You can get a signed NaN since the NaN-ness of the value and the sign of the value are controlled by different bits in IEEE754 (NaN is simply indicated by special exponent values, distinct from the sign bit). I'm at a loss as to what sort of operation would do it though.

It's possible that one of the normal operations that produce NaN could be causing a negative variation (like +0/-0 or +Inf/-Inf). But I would have thought that NaNs would print as nan regardless of sign.

However, while the standard specifies in great detail how numbers are handled, it's strangely silent on how they're printed. The Wikipedia page for NaN lists these:

nan         NaN         NaN%        NAN         NaNQ
NaNS        qNaN        sNaN        1.#SNAN     1.#QNAN
-1.#IND     -NaN        NaN12345    -sNaN12300

with some of those showing sign and the extra payload.

Note that I'm talking about the IEEE standards here. The ISO C standards do indicate a limited number of forms but whether the sign and/or payload is printed is implementation-dependent. I can only assume that the later versions of the library have changed their behaviour.

How to fix it within the compiler, I'm not sure. I'd just take the pragmatic approach and run your output file through something like sed 's/-nan/nan/g'. Hopefully that won't introduce other problems.

And you should also keep an ey on the form that allows the payload to be printed as well, though I'd only worry about that when the tests start failing again. But I'd put a comment somewhere near that sed command indicating that it may happen at some time in the future. That way, at least the guy that follows you will understand why.

paxdiablo
I can filter the result, but I just want to make sure my reasoning is legitimate when someone sees the filtering.
Juan
The standard itself defines it as NaN when exponent is the max value and mantissa is of a certain format. Sign doesn't come into it. I would simply chalk it up to simplistic output routine that checked the sign regardless of whether it was outputting a real numbers or one of the specials.
paxdiablo
+1  A: 

Signed NaN is possible, though I don't know enough about floating point to know why one platform would produce -NaN and another would produce NaN. But since NaN has some unusual behaviors, I'm really not surprised that that could happen.

Here's a snippet from the C99 document description for formatted floating point I/O:

A double argument representing a NaN is converted in one of the styles [-]nan or [-]nan(n-char-sequence) — which style, and the meaning of any n-char-sequence, is implementation-defined.

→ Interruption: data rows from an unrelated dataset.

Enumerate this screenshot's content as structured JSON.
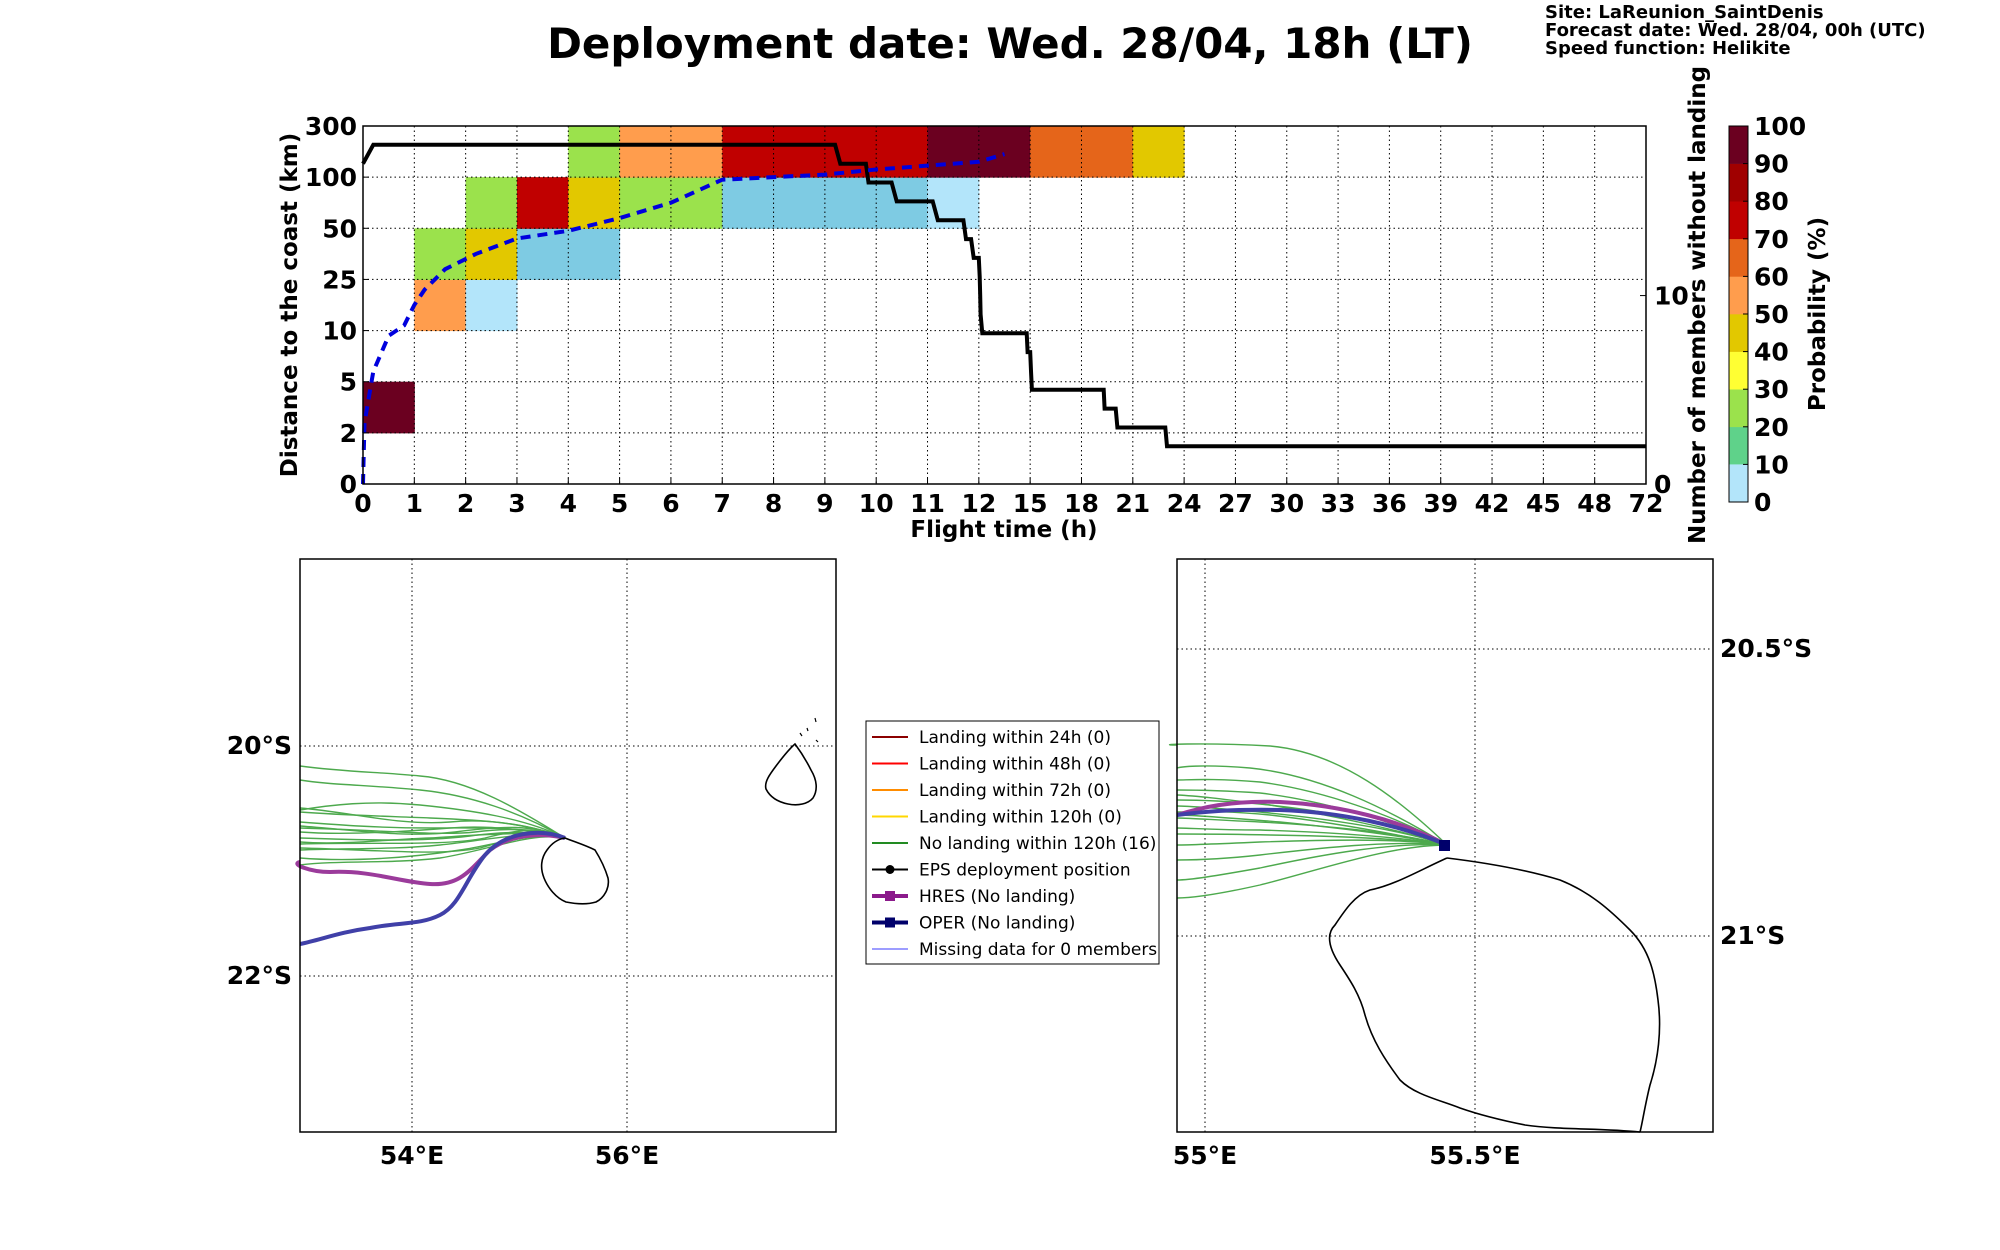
{
  "title": "Deployment date: Wed. 28/04, 18h (LT)",
  "info": {
    "site": "Site: LaReunion_SaintDenis",
    "forecast": "Forecast date: Wed. 28/04, 00h (UTC)",
    "speed": "Speed function: Helikite"
  },
  "colorbar": {
    "label": "Probability (%)",
    "ticks": [
      "0",
      "10",
      "20",
      "30",
      "40",
      "50",
      "60",
      "70",
      "80",
      "90",
      "100"
    ],
    "colors": [
      "#b3e5fa",
      "#7ecbe3",
      "#5fd28a",
      "#9be24c",
      "#ffff33",
      "#e2c800",
      "#ff9d4d",
      "#e5651a",
      "#c00000",
      "#a00000",
      "#6b0020"
    ]
  },
  "chart_data": [
    {
      "type": "heatmap",
      "xlabel": "Flight time (h)",
      "ylabel": "Distance to the coast (km)",
      "y2label": "Number of members without landing",
      "x_ticks": [
        "0",
        "1",
        "2",
        "3",
        "4",
        "5",
        "6",
        "7",
        "8",
        "9",
        "10",
        "11",
        "12",
        "15",
        "18",
        "21",
        "24",
        "27",
        "30",
        "33",
        "36",
        "39",
        "42",
        "45",
        "48",
        "72"
      ],
      "y_ticks": [
        "0",
        "2",
        "5",
        "10",
        "25",
        "50",
        "100",
        "300"
      ],
      "y2_ticks": [
        {
          "value": 0,
          "label": "0"
        },
        {
          "value": 10,
          "label": "10"
        }
      ],
      "y2_range": [
        0,
        19
      ],
      "grid": true,
      "cells": [
        {
          "x": 0,
          "y": 1,
          "p": 100
        },
        {
          "x": 1,
          "y": 3,
          "p": 60
        },
        {
          "x": 1,
          "y": 4,
          "p": 30
        },
        {
          "x": 2,
          "y": 3,
          "p": 0
        },
        {
          "x": 2,
          "y": 4,
          "p": 50
        },
        {
          "x": 2,
          "y": 5,
          "p": 30
        },
        {
          "x": 3,
          "y": 4,
          "p": 10
        },
        {
          "x": 3,
          "y": 5,
          "p": 80
        },
        {
          "x": 4,
          "y": 4,
          "p": 10
        },
        {
          "x": 4,
          "y": 5,
          "p": 50
        },
        {
          "x": 4,
          "y": 6,
          "p": 30
        },
        {
          "x": 5,
          "y": 5,
          "p": 30
        },
        {
          "x": 5,
          "y": 6,
          "p": 60
        },
        {
          "x": 6,
          "y": 5,
          "p": 30
        },
        {
          "x": 6,
          "y": 6,
          "p": 60
        },
        {
          "x": 7,
          "y": 5,
          "p": 10
        },
        {
          "x": 7,
          "y": 6,
          "p": 80
        },
        {
          "x": 8,
          "y": 5,
          "p": 10
        },
        {
          "x": 8,
          "y": 6,
          "p": 80
        },
        {
          "x": 9,
          "y": 5,
          "p": 10
        },
        {
          "x": 9,
          "y": 6,
          "p": 80
        },
        {
          "x": 10,
          "y": 5,
          "p": 10
        },
        {
          "x": 10,
          "y": 6,
          "p": 80
        },
        {
          "x": 11,
          "y": 5,
          "p": 0
        },
        {
          "x": 11,
          "y": 6,
          "p": 100
        },
        {
          "x": 12,
          "y": 6,
          "p": 100
        },
        {
          "x": 13,
          "y": 6,
          "p": 70
        },
        {
          "x": 14,
          "y": 6,
          "p": 70
        },
        {
          "x": 15,
          "y": 6,
          "p": 50
        }
      ],
      "series": [
        {
          "name": "Number of members without landing",
          "style": "solid-step",
          "color": "#000000",
          "points": [
            [
              0,
              17
            ],
            [
              0.2,
              18
            ],
            [
              9.2,
              18
            ],
            [
              9.3,
              17
            ],
            [
              9.8,
              17
            ],
            [
              9.85,
              16
            ],
            [
              10.3,
              16
            ],
            [
              10.4,
              15
            ],
            [
              11.1,
              15
            ],
            [
              11.2,
              14
            ],
            [
              11.7,
              14
            ],
            [
              11.75,
              13
            ],
            [
              11.85,
              13
            ],
            [
              11.9,
              12
            ],
            [
              12.0,
              12
            ],
            [
              12.05,
              11
            ],
            [
              12.08,
              10
            ],
            [
              12.1,
              9
            ],
            [
              12.2,
              8
            ],
            [
              14.8,
              8
            ],
            [
              14.85,
              7
            ],
            [
              15.0,
              7
            ],
            [
              15.05,
              6
            ],
            [
              15.1,
              5
            ],
            [
              19.3,
              5
            ],
            [
              19.35,
              4
            ],
            [
              20.0,
              4
            ],
            [
              20.1,
              3
            ],
            [
              22.9,
              3
            ],
            [
              23.0,
              2
            ],
            [
              72,
              2
            ]
          ]
        },
        {
          "name": "",
          "style": "dashed",
          "color": "#0000dd",
          "points": [
            [
              0,
              0
            ],
            [
              0.03,
              1.2
            ],
            [
              0.2,
              2.2
            ],
            [
              0.5,
              2.9
            ],
            [
              0.8,
              3.1
            ],
            [
              1.0,
              3.5
            ],
            [
              1.2,
              3.8
            ],
            [
              1.6,
              4.2
            ],
            [
              2.2,
              4.5
            ],
            [
              3.0,
              4.8
            ],
            [
              4.0,
              4.95
            ],
            [
              5.0,
              5.2
            ],
            [
              6.0,
              5.5
            ],
            [
              7.0,
              5.95
            ],
            [
              9.0,
              6.05
            ],
            [
              10.0,
              6.15
            ],
            [
              12.0,
              6.3
            ],
            [
              13.5,
              6.45
            ]
          ]
        }
      ]
    },
    {
      "type": "map",
      "x_ticks": [
        "54°E",
        "56°E"
      ],
      "y_ticks": [
        "20°S",
        "22°S"
      ],
      "lon_range": [
        53,
        58
      ],
      "lat_range": [
        -23.4,
        -18.4
      ]
    },
    {
      "type": "map",
      "x_ticks": [
        "55°E",
        "55.5°E"
      ],
      "y_ticks": [
        "20.5°S",
        "21°S"
      ],
      "lon_range": [
        54.95,
        55.88
      ],
      "lat_range": [
        -21.7,
        -20.35
      ]
    }
  ],
  "legend": [
    {
      "label": "Landing within 24h (0)",
      "color": "#8b0000",
      "marker": "none",
      "lw": 2
    },
    {
      "label": "Landing within 48h (0)",
      "color": "#ff0000",
      "marker": "none",
      "lw": 2
    },
    {
      "label": "Landing within 72h (0)",
      "color": "#ff8c00",
      "marker": "none",
      "lw": 2
    },
    {
      "label": "Landing within 120h (0)",
      "color": "#ffd700",
      "marker": "none",
      "lw": 2
    },
    {
      "label": "No landing within 120h (16)",
      "color": "#228b22",
      "marker": "none",
      "lw": 2
    },
    {
      "label": "EPS deployment position",
      "color": "#000000",
      "marker": "circle",
      "lw": 2
    },
    {
      "label": "HRES (No landing)",
      "color": "#8b1a8b",
      "marker": "square",
      "lw": 4
    },
    {
      "label": "OPER (No landing)",
      "color": "#00006b",
      "marker": "square",
      "lw": 4
    },
    {
      "label": "Missing data for 0 members",
      "color": "#3b3bff",
      "marker": "none",
      "lw": 1
    }
  ]
}
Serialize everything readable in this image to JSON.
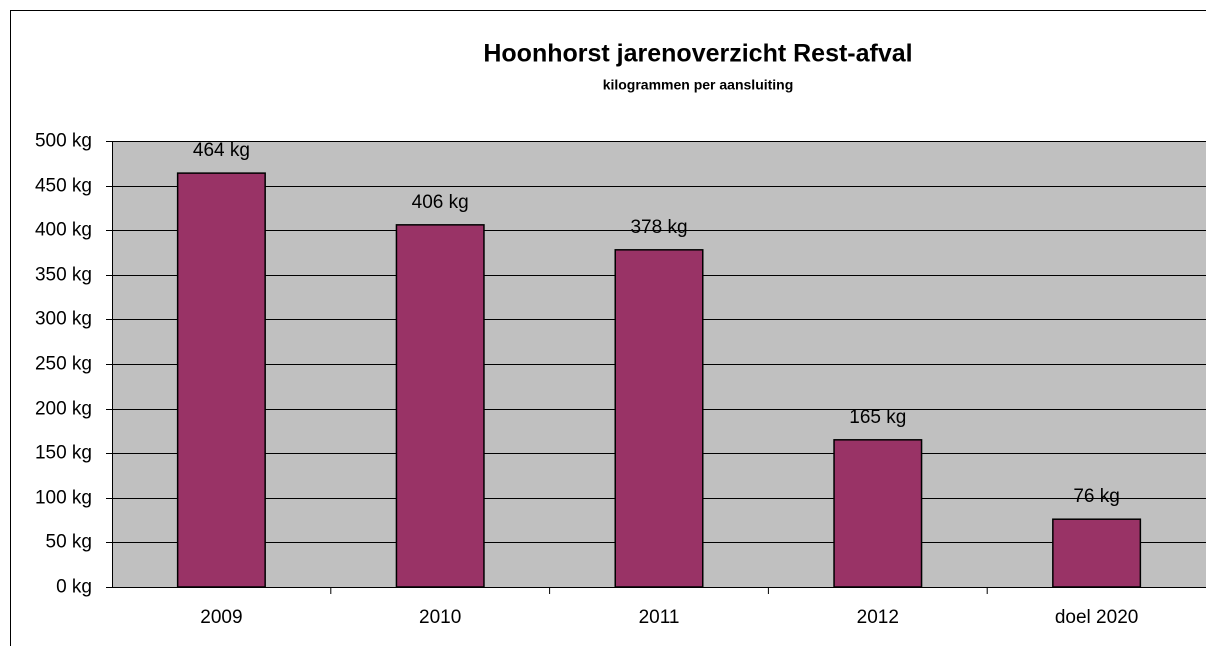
{
  "chart_data": {
    "type": "bar",
    "title": "Hoonhorst jarenoverzicht Rest-afval",
    "subtitle": "kilogrammen per aansluiting",
    "categories": [
      "2009",
      "2010",
      "2011",
      "2012",
      "doel 2020"
    ],
    "values": [
      464,
      406,
      378,
      165,
      76
    ],
    "value_labels": [
      "464 kg",
      "406 kg",
      "378 kg",
      "165 kg",
      "76 kg"
    ],
    "color": "#993366",
    "ylim": [
      0,
      500
    ],
    "yticks": [
      {
        "value": 0,
        "label": "0 kg"
      },
      {
        "value": 50,
        "label": "50 kg"
      },
      {
        "value": 100,
        "label": "100 kg"
      },
      {
        "value": 150,
        "label": "150 kg"
      },
      {
        "value": 200,
        "label": "200 kg"
      },
      {
        "value": 250,
        "label": "250 kg"
      },
      {
        "value": 300,
        "label": "300 kg"
      },
      {
        "value": 350,
        "label": "350 kg"
      },
      {
        "value": 400,
        "label": "400 kg"
      },
      {
        "value": 450,
        "label": "450 kg"
      },
      {
        "value": 500,
        "label": "500 kg"
      }
    ],
    "grid": true
  }
}
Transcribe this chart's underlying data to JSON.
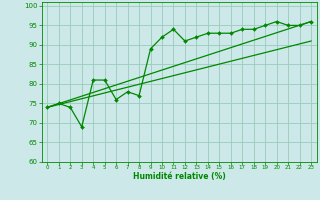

The F conversion specifier

You can use copysign() to get the sign of a NaN value. An example from the C99 document:

if (isnan(c)) c = copysign(0.0, c);

But as paxdiablo indicated, it might be easier to allow for the "-nan" result in your test scripts.

Michael Burr
+7  A: 

The change in behaviour may be due to libraries rather than the compiler. There is certainly a change in glibc around the right sort of time - from the entry for 2009-08-23 at line 2528 in ChangeLog.17 in the glibc source:

...
     * stdio-common/printf_fp.c: ISO C expects to print the sign of NaN
     as well.
...
Matthew Slattery
Incredible find. The exact same binary copied to the newer machine results in the -nan. Excellent work!
Juan
Actually, ISO C _doesn't_ expect to print the sign, it's left as implementation-dependent. Don't let me detract from your answer though, it was a good find, and no doubt the reason why the behaviour changed.